Raffaele Cantone lascia l’Anac. Lo annuncia lui stesso in una lettera pubblicata sul sito dell’Autorità. 'Sento che un ciclo si è definitivamente concluso, anche per il manifestarsi di un diverso approccio culturale nei confronti dell'Anac e del suo ruolo' - afferma Cantone.
La magistratura vive una fase 'difficile', che 'mi impedisce di restare spettatore passivo', aggiunge annunciando il rientro in Magistratura. 'È una decisione meditata e sofferta' ma 'credo sia giusto rientrare in ruolo in un momento così difficile per la vita della magistratura'.
'Tornerò all'Ufficio del massimario presso la Cassazione', annuncia nella lettera, in cui ricorda come nei mesi scorsi avesse già presentato al Csm la candidatura per un incarico direttivo presso tre uffici giudiziari. Ma 'nelle ultime settimane le dolorose vicende da cui il Csm è stato investito hanno comportato una dilazione dei tempi tale da rendere non più procrastinabile una decisione'. Per questo, annuncia, stamattina, 'con alcuni mesi di anticipo, ho avanzato formale richiesta di rientrare nei ruoli della magistratura: un atto che implica la conclusione del mio mandato di Presidente dell'Anac, che diverrà effettiva appena l'istanza sarà ratificata dal plenum del Csm'.

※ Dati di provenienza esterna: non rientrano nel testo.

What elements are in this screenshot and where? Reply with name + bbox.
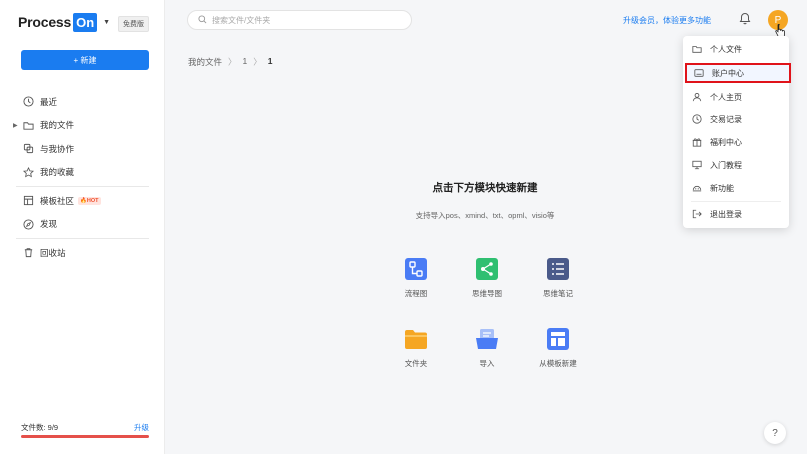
user-icon	[691, 92, 702, 103]
sidebar-item-label: 我的文件	[40, 120, 75, 131]
hot-badge: 🔥HOT	[78, 196, 101, 205]
tile-label: 思维导图	[472, 289, 502, 298]
menu-item-label: 入门教程	[710, 160, 742, 170]
template-icon	[22, 195, 34, 207]
notes-icon	[547, 258, 569, 280]
sidebar-item-label: 回收站	[40, 247, 66, 258]
tile-import[interactable]: 导入	[452, 327, 522, 369]
mindmap-icon	[476, 258, 498, 280]
divider	[691, 201, 781, 202]
menu-item-label: 退出登录	[710, 209, 742, 219]
folder-icon	[405, 330, 427, 349]
compass-icon	[22, 218, 34, 230]
template-icon	[547, 328, 569, 350]
menu-item-logout[interactable]: 退出登录	[683, 204, 789, 224]
divider	[16, 186, 149, 187]
folder-icon	[691, 44, 702, 55]
collab-icon	[22, 143, 34, 155]
menu-item-label: 交易记录	[710, 114, 742, 124]
account-dropdown-menu: 个人文件 账户中心 个人主页 交易记录 福利中心 入门教程 新功能 退出登录	[683, 36, 791, 228]
logout-icon	[691, 209, 702, 220]
gift-icon	[691, 137, 702, 148]
tile-label: 导入	[479, 359, 495, 368]
file-count-label: 文件数: 9/9	[21, 423, 59, 432]
trash-icon	[22, 247, 34, 259]
menu-item-label: 账户中心	[712, 68, 744, 78]
sidebar-item-templates[interactable]: 模板社区 🔥HOT	[0, 189, 165, 213]
new-feature-icon	[691, 183, 702, 194]
breadcrumb-root[interactable]: 我的文件	[188, 56, 222, 68]
sidebar-item-my-files[interactable]: ▶ 我的文件	[0, 114, 165, 138]
menu-item-label: 福利中心	[710, 137, 742, 147]
plan-badge[interactable]: 免费版	[118, 16, 149, 32]
bell-icon[interactable]	[739, 12, 753, 26]
tile-label: 流程图	[404, 289, 428, 298]
page-subtitle: 支持导入pos、xmind、txt、opml、visio等	[415, 211, 555, 220]
tutorial-icon	[691, 160, 702, 171]
chevron-right-icon[interactable]: ▶	[13, 122, 18, 129]
logo-on-mark: On	[73, 12, 98, 32]
search-icon	[198, 14, 207, 26]
menu-item-tutorial[interactable]: 入门教程	[683, 155, 789, 175]
divider	[16, 238, 149, 239]
chevron-down-icon[interactable]: ▼	[103, 19, 110, 26]
folder-icon	[22, 119, 34, 131]
search-box[interactable]	[187, 10, 412, 30]
tile-label: 从模板新建	[539, 359, 577, 368]
tile-label: 思维笔记	[543, 289, 573, 298]
tile-from-template[interactable]: 从模板新建	[523, 327, 593, 369]
breadcrumb: 我的文件 〉 1 〉 1	[188, 56, 273, 68]
account-icon	[693, 68, 704, 79]
search-input[interactable]	[212, 15, 392, 25]
clock-icon	[691, 114, 702, 125]
tile-folder[interactable]: 文件夹	[381, 327, 451, 369]
menu-item-label: 新功能	[710, 183, 734, 193]
file-quota-bar	[21, 435, 149, 438]
logo-text: Process	[18, 14, 72, 30]
menu-item-label: 个人文件	[710, 44, 742, 54]
upgrade-member-link[interactable]: 升级会员，体验更多功能	[623, 15, 711, 26]
menu-item-account-center[interactable]: 账户中心	[685, 63, 791, 83]
star-icon	[22, 166, 34, 178]
sidebar: Process On ▼ 免费版 + 新建 最近 ▶ 我的文件 与我协作 我的收…	[0, 0, 165, 454]
sidebar-item-collab[interactable]: 与我协作	[0, 137, 165, 161]
sidebar-item-recent[interactable]: 最近	[0, 90, 165, 114]
sidebar-item-label: 模板社区	[40, 195, 75, 206]
sidebar-item-trash[interactable]: 回收站	[0, 241, 165, 265]
sidebar-item-favorites[interactable]: 我的收藏	[0, 161, 165, 185]
menu-item-homepage[interactable]: 个人主页	[683, 87, 789, 107]
menu-item-transactions[interactable]: 交易记录	[683, 109, 789, 129]
menu-item-benefits[interactable]: 福利中心	[683, 132, 789, 152]
page-title: 点击下方模块快速新建	[432, 182, 538, 194]
chevron-right-icon: 〉	[253, 57, 262, 67]
breadcrumb-level[interactable]: 1	[243, 56, 248, 68]
tile-label: 文件夹	[404, 359, 428, 368]
sidebar-item-label: 我的收藏	[40, 167, 75, 178]
tile-notes[interactable]: 思维笔记	[523, 257, 593, 299]
new-button[interactable]: + 新建	[21, 50, 149, 70]
import-icon	[476, 329, 498, 349]
menu-item-label: 个人主页	[710, 92, 742, 102]
sidebar-item-label: 与我协作	[40, 143, 75, 154]
menu-item-personal-files[interactable]: 个人文件	[683, 39, 789, 59]
breadcrumb-current: 1	[267, 56, 273, 66]
upgrade-link[interactable]: 升级	[134, 422, 149, 433]
tile-mindmap[interactable]: 思维导图	[452, 257, 522, 299]
clock-icon	[22, 96, 34, 108]
help-button[interactable]: ?	[764, 422, 786, 444]
file-quota: 文件数: 9/9 升级	[21, 422, 149, 433]
sidebar-item-label: 最近	[40, 96, 58, 107]
sidebar-item-label: 发现	[40, 219, 58, 230]
chevron-right-icon: 〉	[228, 57, 237, 67]
sidebar-item-discover[interactable]: 发现	[0, 213, 165, 237]
logo[interactable]: Process On ▼	[18, 11, 110, 33]
tile-flowchart[interactable]: 流程图	[381, 257, 451, 299]
flowchart-icon	[405, 258, 427, 280]
menu-item-new-features[interactable]: 新功能	[683, 178, 789, 198]
sidebar-nav: 最近 ▶ 我的文件 与我协作 我的收藏 模板社区 🔥HOT 发现 回收站	[0, 90, 165, 265]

Quanto all'Anac, scrive il magistrato, 'istituita sull'onda di scandali ed emergenze, rappresenta oggi un patrimonio del Paese.
'Naturalmente - chiude Cantone - la corruzione è tutt'altro che debellata ma sarebbe ingeneroso non prendere atto dei progressi, evidenziati anche dagli innumerevoli e nient'affatto scontati riconoscimenti ricevuti in questi anni dalle organizzazioni internazionali (Commissione europea, Consiglio d'Europa, Ocse, Osce, Fondo monetario) e dal significativo miglioramento nelle classifiche di settore'.